The new Chinese mindset is a result of anger over India’s infrastructure buildup across the undefined border running for over 4,057 km from Ladakh to Arunachal. With no commonly delineated Line of Actual Control (LAC) between India and China and there are areas where both sides have differing perceptions about it.
In January this year, the Indian Army conducted its biggest airborne exercise called the ‘Winged Raider’ comprising more than 500 special forces troops in the North-Eastern theatre.
The exercise conducted on January 10 had over 500 soldiers of the Special Forces parachuting from C-130 Hercules and C-17 Globemaster transport aircraft of the Indian Air Force, besides Dhruv helicopters during the day and night.
Previously in October last year, the army carried out Exercise ‘Him Vijay’ to test its new war-fighting concept of Integrated Battle Groups (IBG) in mountain warfare under the 17 Corps in Arunachal Pradesh.
An IBG, which has a varying mix of infantry, tanks, artillery, air defence, signals and logistics, is part of the army’s plan to restructure itself to meet emerging challenges. A capacity building strategy, which includes building roads to forward areas, habitats, storage for ammunition and moving advanced weapons systems to the eastern side is what worries an expansionist China.
It must be added here that for the first time in years due to lower levels of insurgency, the Army did pull out two battalions amounting to approximately 1,500 troops from the north east earlier this year. But bulking up remains at the core of its north eastern plans viz China.
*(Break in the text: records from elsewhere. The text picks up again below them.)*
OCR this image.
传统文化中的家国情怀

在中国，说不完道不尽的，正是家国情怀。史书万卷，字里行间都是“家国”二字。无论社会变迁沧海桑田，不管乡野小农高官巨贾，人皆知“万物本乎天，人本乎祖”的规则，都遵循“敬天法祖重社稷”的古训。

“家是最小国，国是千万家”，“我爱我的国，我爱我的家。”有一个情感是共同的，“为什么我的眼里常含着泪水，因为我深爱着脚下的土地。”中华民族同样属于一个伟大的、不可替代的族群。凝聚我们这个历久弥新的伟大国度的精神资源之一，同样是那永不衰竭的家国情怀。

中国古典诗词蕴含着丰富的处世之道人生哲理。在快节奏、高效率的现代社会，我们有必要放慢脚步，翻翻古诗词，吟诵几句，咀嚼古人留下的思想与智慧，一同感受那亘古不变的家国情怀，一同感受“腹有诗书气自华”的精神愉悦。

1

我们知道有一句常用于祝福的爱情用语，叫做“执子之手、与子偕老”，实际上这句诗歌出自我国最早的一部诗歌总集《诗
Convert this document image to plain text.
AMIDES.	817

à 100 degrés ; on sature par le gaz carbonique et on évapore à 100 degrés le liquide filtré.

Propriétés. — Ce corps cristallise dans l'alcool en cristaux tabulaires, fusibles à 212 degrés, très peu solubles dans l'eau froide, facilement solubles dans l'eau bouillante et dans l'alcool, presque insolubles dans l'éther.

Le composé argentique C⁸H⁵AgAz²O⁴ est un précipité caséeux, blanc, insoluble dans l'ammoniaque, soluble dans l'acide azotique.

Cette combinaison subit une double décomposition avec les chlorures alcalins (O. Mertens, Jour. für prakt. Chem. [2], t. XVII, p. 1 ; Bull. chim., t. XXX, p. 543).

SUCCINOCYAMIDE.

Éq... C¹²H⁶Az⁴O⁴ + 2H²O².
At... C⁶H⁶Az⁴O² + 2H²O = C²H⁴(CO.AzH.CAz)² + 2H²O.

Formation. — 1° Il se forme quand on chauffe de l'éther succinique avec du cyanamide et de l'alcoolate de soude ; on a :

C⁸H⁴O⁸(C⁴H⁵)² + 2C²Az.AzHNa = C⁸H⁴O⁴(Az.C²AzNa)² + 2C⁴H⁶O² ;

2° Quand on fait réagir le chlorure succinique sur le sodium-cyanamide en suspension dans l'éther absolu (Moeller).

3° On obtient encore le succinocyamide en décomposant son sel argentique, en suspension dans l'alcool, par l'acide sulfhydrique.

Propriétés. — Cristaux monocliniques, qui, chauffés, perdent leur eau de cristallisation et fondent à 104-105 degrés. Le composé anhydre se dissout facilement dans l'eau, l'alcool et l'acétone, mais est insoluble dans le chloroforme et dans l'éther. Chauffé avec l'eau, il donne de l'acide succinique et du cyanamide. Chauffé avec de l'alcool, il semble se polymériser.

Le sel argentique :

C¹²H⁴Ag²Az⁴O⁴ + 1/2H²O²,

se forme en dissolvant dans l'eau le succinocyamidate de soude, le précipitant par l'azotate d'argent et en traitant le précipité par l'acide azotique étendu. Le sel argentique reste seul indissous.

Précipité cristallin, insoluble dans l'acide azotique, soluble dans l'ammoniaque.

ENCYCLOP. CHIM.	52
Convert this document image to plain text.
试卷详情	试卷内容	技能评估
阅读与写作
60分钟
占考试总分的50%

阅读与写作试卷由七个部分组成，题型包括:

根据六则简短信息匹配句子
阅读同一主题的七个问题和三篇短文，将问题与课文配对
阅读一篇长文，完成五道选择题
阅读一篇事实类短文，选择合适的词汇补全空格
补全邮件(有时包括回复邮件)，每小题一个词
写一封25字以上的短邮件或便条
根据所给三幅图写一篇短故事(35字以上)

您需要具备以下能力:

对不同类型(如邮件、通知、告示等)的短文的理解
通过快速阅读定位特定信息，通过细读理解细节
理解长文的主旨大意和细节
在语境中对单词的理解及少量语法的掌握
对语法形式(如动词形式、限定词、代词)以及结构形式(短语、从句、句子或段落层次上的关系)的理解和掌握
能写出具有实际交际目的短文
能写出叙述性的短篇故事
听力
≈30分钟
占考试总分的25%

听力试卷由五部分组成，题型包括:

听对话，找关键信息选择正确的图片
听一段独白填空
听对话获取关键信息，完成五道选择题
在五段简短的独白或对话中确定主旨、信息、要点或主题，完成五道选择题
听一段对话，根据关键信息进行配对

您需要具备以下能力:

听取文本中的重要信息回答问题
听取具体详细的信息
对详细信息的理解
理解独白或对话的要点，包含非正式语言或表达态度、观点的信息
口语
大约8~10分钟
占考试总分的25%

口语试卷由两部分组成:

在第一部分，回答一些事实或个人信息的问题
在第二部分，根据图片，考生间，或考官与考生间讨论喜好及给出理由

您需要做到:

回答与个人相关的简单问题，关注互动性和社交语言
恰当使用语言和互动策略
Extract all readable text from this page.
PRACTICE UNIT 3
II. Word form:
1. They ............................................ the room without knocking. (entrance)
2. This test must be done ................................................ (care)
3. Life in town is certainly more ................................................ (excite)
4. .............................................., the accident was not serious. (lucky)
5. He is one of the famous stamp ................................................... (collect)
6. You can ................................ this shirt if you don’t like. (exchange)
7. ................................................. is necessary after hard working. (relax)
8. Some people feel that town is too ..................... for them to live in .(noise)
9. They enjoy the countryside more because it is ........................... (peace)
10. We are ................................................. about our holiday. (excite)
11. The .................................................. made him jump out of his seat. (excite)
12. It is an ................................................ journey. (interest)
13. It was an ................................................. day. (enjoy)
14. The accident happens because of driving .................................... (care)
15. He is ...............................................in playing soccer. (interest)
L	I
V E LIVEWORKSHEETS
Ground Zero reports say that four infantry mountain divisions (each with over 15,000 combat troops and 8,000 support elements) under the 3 Corps (Dimapur) and 4 Corps (Tezpur), with two more divisions in reserve, are for example tasked for the defence of Arunachal Pradesh alone.
The troop density at Tawang, which China claims to be part of south Tibet, is particularly high to thwart any nefarious designs. Then, of course, the new 17 Mountain Strike Corps and associated units, with a total of 90,274 soldiers for “quick-reaction ground offensive capabilities”, will be fully raised by 2021-2022. After the 59 Infantry Division of 17 Corps became fully operational at Panagarh (West Bengal), the 72 Infantry Division, to be headquartered in Dehradun, is now taking shape, with its first brigade to be raised at Roorkee.
Despite a depleting squadron strength, two full Sukhoi-30 squadrons armed with the Brahmos have been readied at Tezpur. Further, an Akash SAM squadron has been deployed at the airbase. China has three airbases just 350 km from Tezpur. Similarly, more Sukhoi-30s are parked at Chabua, also in Assam.
The controversial Rafales, when they arrive, will be stationed at Hasimara airbase in West Bengal to replace the ageing MiG-27s. The second Rafale squadron is expected to be stationed at Sarsawa base in Uttar Pradesh.
The IAF has already activated the advance landing ground (ALG) at Tuting, in Arunachal’s Upper Siang district. It is the sixth such ALG to be made operational in Arunachal apart from the ones in eastern Ladakh, all with China in their crosshairs. The Panagarh base in West Bengal is also set to get its six C-130J Super Hercules aircraft. Panagarh, of course, is also going to be the headquarters of the Army’s new 17 Mountain Strike Corps being raised with two high-altitude infantry divisions, apart from other armoured, artillery, air defence and engineer brigades spread from Ladakh to Arunachal.
China has to understand that in this constant territorial standoff India has the sovereign right to protect its territory. The border infra buildup is obviously being viewed by China with great trepidation, but India will not succumb to these ruthless pressure tactics by the Chinese.